10 thoughts on “Bridge collapses onto NS main line; no injuries reported NEWSWIRE

  1. It’s been my experience that work like that only takes place with a RR supplied flagger on-site and holding a track occupancy permit. So, if done correctly, there is no chance of anything coming down on a train.

    A bridge span collapse does cast a shadow of suspicion on this project.

  2. In the mid-1980’s a span of Detroit’s elevated people mover was being hoisted above West Fort Street (close to the site of the long-gone Fort Street Union Depot). Something went blooey and the span crashed onto the street below, breaking into pieces..

    Fittingly, this was the very last span on the people mover project. The fabrication yard had already been closed and the equipment was already in the process of being hauled away.

  3. If there is a problem with the railroad’s flagmen not “being assigned or present when needed”, that may be partly the fault of the contractor. Were they paying for full time flagging coverage, or trying to cut costs by only asking for it intermittently to save costs, and doing so at the last minute?

    The part of the story that surprises me is that the bridge was only closed in November. It sounds like it was far weaker than the engineers thought, and perhaps an accident ready to happen with a large vehicle on top. Or maybe the bureaucrats/politicians had been ignoring the engineering reports……

  4. Hmm… sounds very similar to the one that UP had fall on to a vehicle a few years back (that one was due to poor concrete quality on the part of the contractor.)
    Be interesting to see what the cause of this one was.

  5. NS stock hit a 52 week high around Monday, and it is still above last week’s high. Quick recovery without injury is good, and it is also good to see the reopening benefiting Amtrak.

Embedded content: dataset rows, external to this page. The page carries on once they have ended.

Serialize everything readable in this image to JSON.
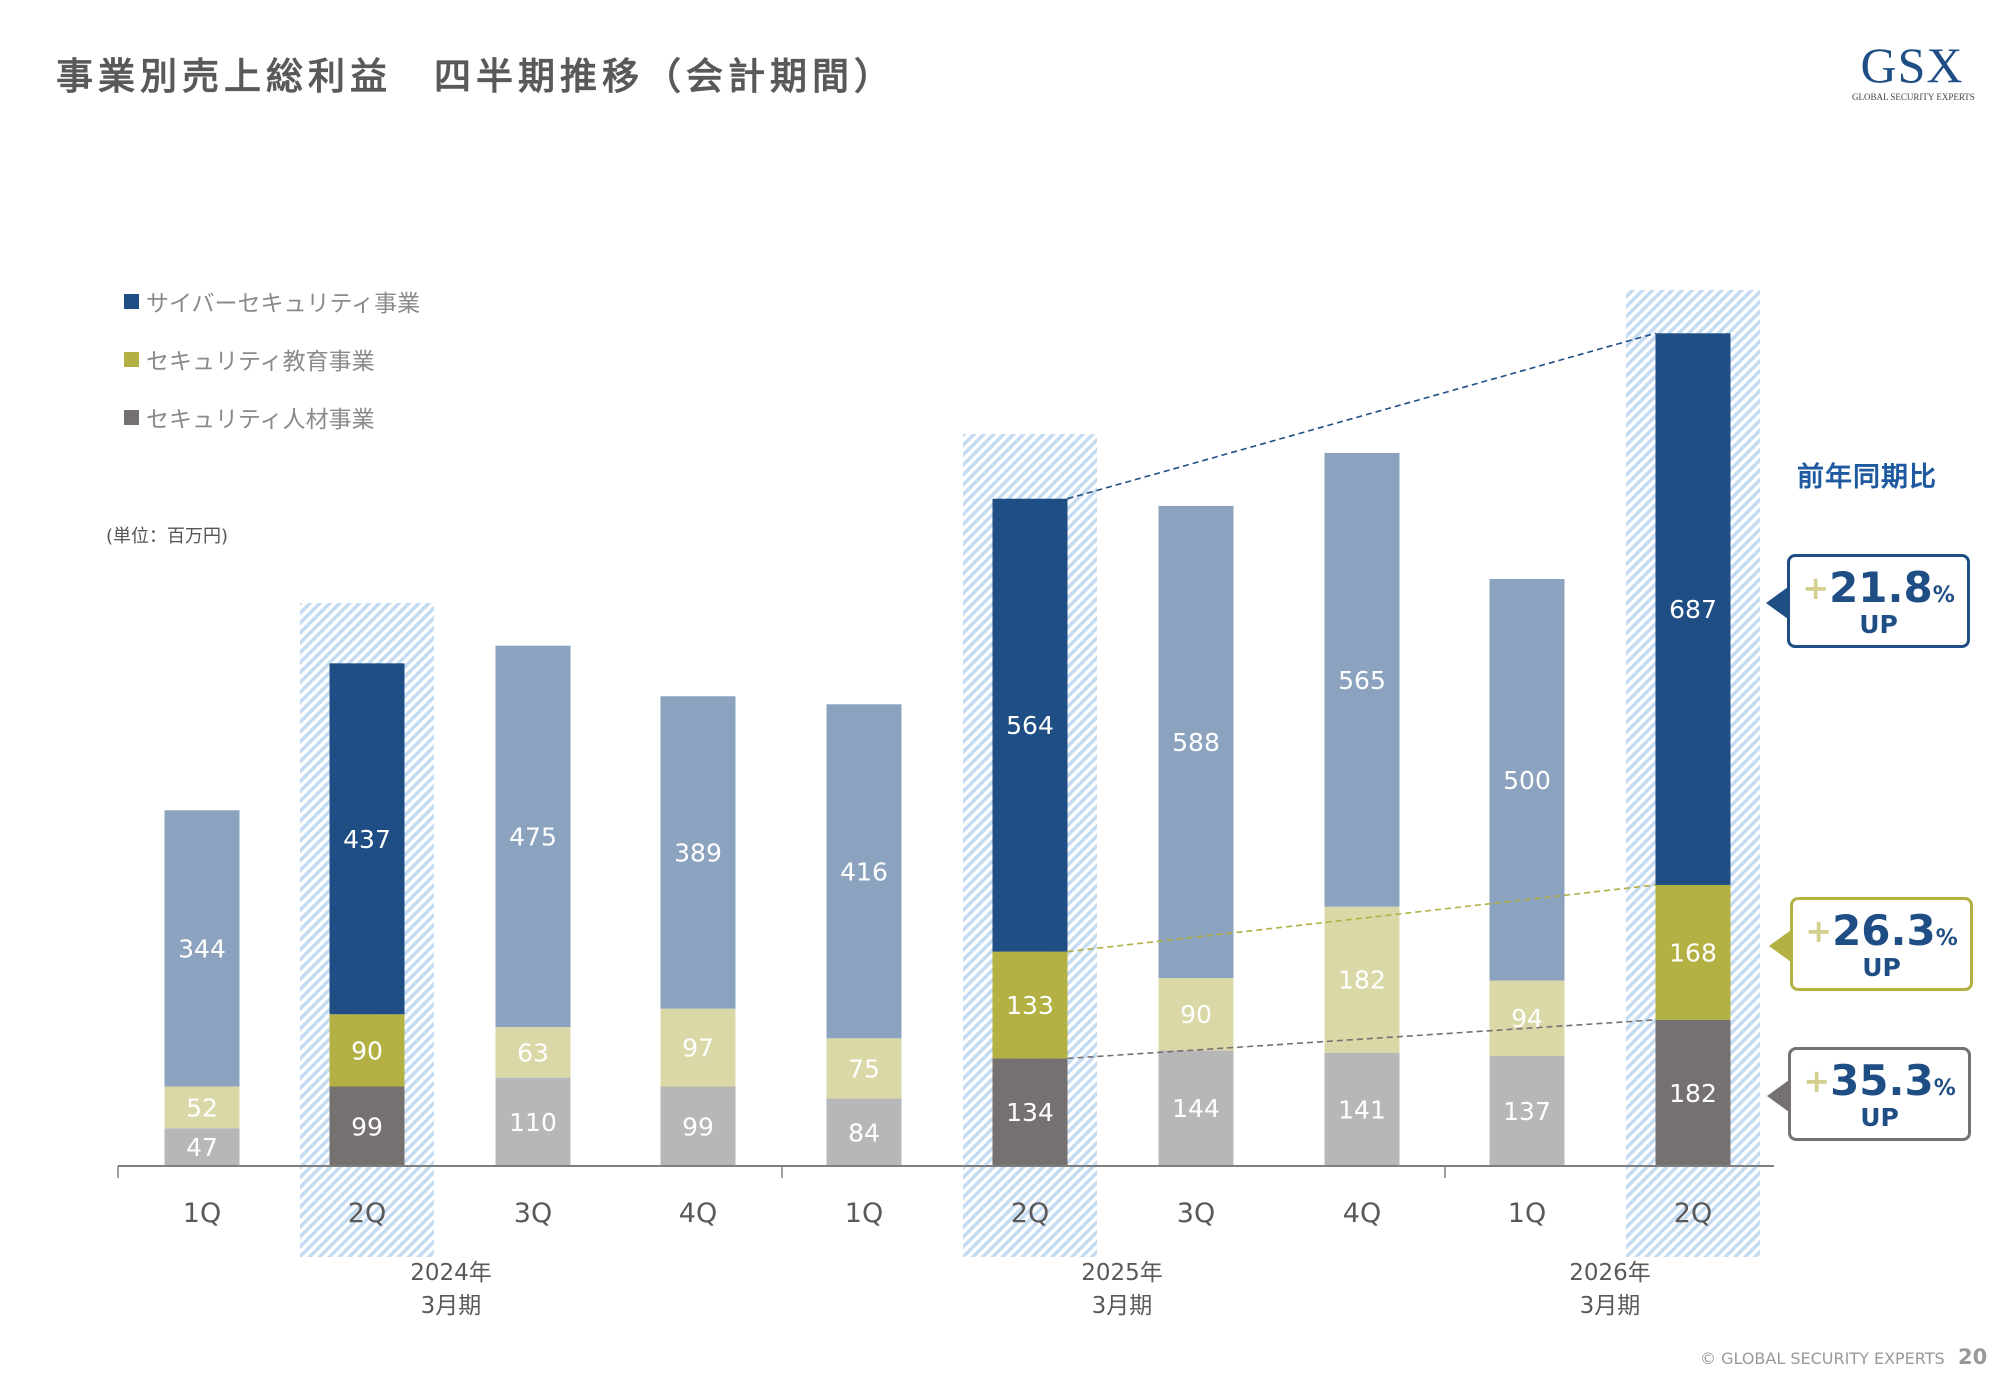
{
  "title": "事業別売上総利益　四半期推移（会計期間）",
  "logo": {
    "main": "GSX",
    "sub": "GLOBAL SECURITY EXPERTS"
  },
  "legend": [
    {
      "label": "サイバーセキュリティ事業",
      "color": "#1f4e85"
    },
    {
      "label": "セキュリティ教育事業",
      "color": "#b3b044"
    },
    {
      "label": "セキュリティ人材事業",
      "color": "#767171"
    }
  ],
  "unit_label": "(単位：百万円)",
  "yoy": {
    "title": "前年同期比",
    "callouts": [
      {
        "segment": "cyber",
        "plus": "+",
        "value": "21.8",
        "pct": "%",
        "up": "UP",
        "border": "#1f4e85"
      },
      {
        "segment": "education",
        "plus": "+",
        "value": "26.3",
        "pct": "%",
        "up": "UP",
        "border": "#b3b044"
      },
      {
        "segment": "talent",
        "plus": "+",
        "value": "35.3",
        "pct": "%",
        "up": "UP",
        "border": "#767171"
      }
    ]
  },
  "chart_data": {
    "type": "bar",
    "stacked": true,
    "title": "事業別売上総利益　四半期推移（会計期間）",
    "ylabel": "(単位：百万円)",
    "categories": [
      "1Q",
      "2Q",
      "3Q",
      "4Q",
      "1Q",
      "2Q",
      "3Q",
      "4Q",
      "1Q",
      "2Q"
    ],
    "period_groups": [
      {
        "label_line1": "2024年",
        "label_line2": "3月期"
      },
      {
        "label_line1": "2025年",
        "label_line2": "3月期"
      },
      {
        "label_line1": "2026年",
        "label_line2": "3月期"
      }
    ],
    "highlighted_indices": [
      1,
      5,
      9
    ],
    "series": [
      {
        "name": "セキュリティ人材事業",
        "values": [
          47,
          99,
          110,
          99,
          84,
          134,
          144,
          141,
          137,
          182
        ],
        "color": "#767171",
        "light_color": "#b8b7b8"
      },
      {
        "name": "セキュリティ教育事業",
        "values": [
          52,
          90,
          63,
          97,
          75,
          133,
          90,
          182,
          94,
          168
        ],
        "color": "#b3b044",
        "light_color": "#d9d8a6"
      },
      {
        "name": "サイバーセキュリティ事業",
        "values": [
          344,
          437,
          475,
          389,
          416,
          564,
          588,
          565,
          500,
          687
        ],
        "color": "#1f4e85",
        "light_color": "#8ca3c0"
      }
    ],
    "ylim": [
      0,
      1100
    ],
    "grid": false,
    "legend_position": "top-left"
  },
  "footer": {
    "copyright": "© GLOBAL SECURITY EXPERTS",
    "page": "20"
  }
}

  6. As I breathe and live in Toledo this story was to short. In my opinion the two bridges being worked on were accidents waiting to happen. NS has been a big problem to the construction teams. NS can not seem to its act together with the railroad safety flaggers being assigned or present when needed. Nothing can occur above rails if they are not there to ok the construction contractors. The bigger problem is the reconstruction of the six lane Anthony Wayne Trail bridge. If ODOT is to be believed the number of days lost to being able to work is phenomenal. NS is expanding capacity thru Toledo and it is needed! The bridges are being rebuilt to allow three or four tracks for NS to increase fluidity over the BIG MAUMEE river bridge that the Coast Guard says need to be replaced. The MAUMEE river bridge is a big choke point on NS.
    Let’s just get ER done !

  7. Charles Bork. To expand to 3 or 4 tracks would require considerably more work than what is being done. This area is in a cut and would require quite a bit of dirt to be moved along with constructing retaining walls. It’s my understanding that the bridge work is being done to raise clearances.
    As for the Maumee River bridge. The bridge itself is not the choke point. The T Center just west of the bridge is the choke point because of crew changes there. But the bridge is old, outdated and we’re waiting for the day it opens and doesn’t close. That’s when the price for ripping up huge portions of the former Toledo Terminal will come due

  8. While this was a road bridge, I see too many 100+ year old rail bridges looking pretty shabby. Sometimes both freight and passenger RRs use them. A fund (tax, fee) needs to be established on off-road diesel (5-10 cents/gal) to make rebuilding/building bridges or any other related RR projects proceed quickly. Unexpected concrete failure can ruin your day.